On “Self Evident,” her long exploration of 9/11, DiFranco, to her credit, once again wants to bite the hand that feeds her with a sometimes moving, sometimes naïve mix of the personal and the political. “Us people are just poems,” she recites in the opening to background keyboard squiggles. “We’re 90 percent metaphor…rushing down the long hallway…in a building so tall that it will always be there.” She shifts from setting that “beatific” day to “the day that America fell to its knees after strutting around for a century without saying thank you or please.” She scoffs equally at “hypocritical chants of freedom forever” and newscasters struck dumb watching the Twin Towers fall; throws down a countertribute to El Salvador, Mount Rushmore, inmates on death row and “all those nurses and doctors who daily provide women with a choice, who stand down a threat the size of Oklahoma City just to listen to a young woman’s voice.” These days in America, the cultural agendas linking Muslim, Christian and Jewish fundamentalism are usually blurred or submerged; when DiFranco makes the connection in concert with this song, fans scream in approval. She finishes by lamenting, “3,000-some poems disguised as people should be more than pawns in some asshole’s passion play/so now it’s your job and it’s my job to make it that way…/Ssssh….listen.”

In an interview, she described performing “Self Evident” at Carnegie Hall several months after the World Trade Center fell: “There was something very ritualized for me about going back to New York, where I was on September 11, and bearing witness before…all of the other witnesses…. About three seconds in, panic just hit me, like how dare I? Who knows who these people in this audience are, what happened to them that day, or whom they lost?” She found the experience cathartic and empowering. But listening to lines like “Keep each and every TV that’s been trying to convince me to participate in some prep-school punk’s plan to perpetuate retribution,” I wondered what impact a pamphleteer can have on the language of opposition when official policy in America is routinely disguised as airless slogans. You can, for instance, revel in her Bush-bashing and still have trouble imagining how turning off CNN could transform Al Qaeda into reciprocal pacifists. Contrast her approach with Rees’s: Arabs, Muslims, radical Islamists, whoever, the spectrum of millions actually involved in American policy don’t much appear in DiFranco’s political sallies, in sharp contrast to the shaded insights that enliven her depictions of gender and personal politics. Although she rejects what she sees as the media-framed “big picture,” it can feel as if she’s replacing one America-centered mode of seeing the world with another. Is this partly a consequence of her own brand of personal/political ahistoricism?

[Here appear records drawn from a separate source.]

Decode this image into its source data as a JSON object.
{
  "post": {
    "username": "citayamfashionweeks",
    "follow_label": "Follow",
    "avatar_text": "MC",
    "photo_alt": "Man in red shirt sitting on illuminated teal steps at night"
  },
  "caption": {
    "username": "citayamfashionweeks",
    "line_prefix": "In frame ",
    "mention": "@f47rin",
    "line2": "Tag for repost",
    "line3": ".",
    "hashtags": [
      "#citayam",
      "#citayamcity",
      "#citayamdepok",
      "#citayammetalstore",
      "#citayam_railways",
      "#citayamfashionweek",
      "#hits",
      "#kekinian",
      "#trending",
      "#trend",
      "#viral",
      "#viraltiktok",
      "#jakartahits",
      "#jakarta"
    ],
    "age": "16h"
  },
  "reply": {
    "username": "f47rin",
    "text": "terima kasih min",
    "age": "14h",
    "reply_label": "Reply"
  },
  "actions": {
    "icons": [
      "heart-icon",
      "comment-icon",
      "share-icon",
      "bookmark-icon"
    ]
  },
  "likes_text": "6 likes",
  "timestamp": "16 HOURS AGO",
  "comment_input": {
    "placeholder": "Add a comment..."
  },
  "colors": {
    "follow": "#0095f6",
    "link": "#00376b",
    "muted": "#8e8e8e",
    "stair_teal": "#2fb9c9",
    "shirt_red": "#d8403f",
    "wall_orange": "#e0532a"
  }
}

This is not a question that springs to mind with Guthrie or Seeger, Baez or Dylan. On the other hand, DiFranco’s intractable opposition to All War All the Time has already had potentially significant ripple effects. Hearing “Self Evident” in concert fired Chuck D of Public Enemy to record and release the song before DiFranco’s own version came out. This illustrates one of the more promising cultural undercurrents of the last decade-plus– the linking of alternative rock and nongangsta hip-hop. (Prince, who’s also tried this, is one of her biggest boosters.) Continuing to nurture those connections musically and politically may ultimately go down as one of DiFranco’s most durable contributions to the emerging countercultures of the twenty-first century.

Meantime, there’s her winning black humor and well-honed personal sensitivity and obvious talent to help spur her continuing artistic development. Just as in a Guthrie/Dylan talking blues, DiFranco’s asides often fire her best barbed lines: “Take away our playstations, and we are a third world nation under the thumb of some blue blood royal son.” And she wants to move her audience to action: “To the Teeth” begins, “Schoolkids keep trying to teach us what guns are all about” and ends with exhortations to besiege media and politicians with anti-gun messages. Will she be a torchbearer out of Reaganism’s long twilight? Who knows what America these days will follow as it wanders its deepening chasms of alienation? But that’s not really the point. Right now, it’s enough that she’s out there.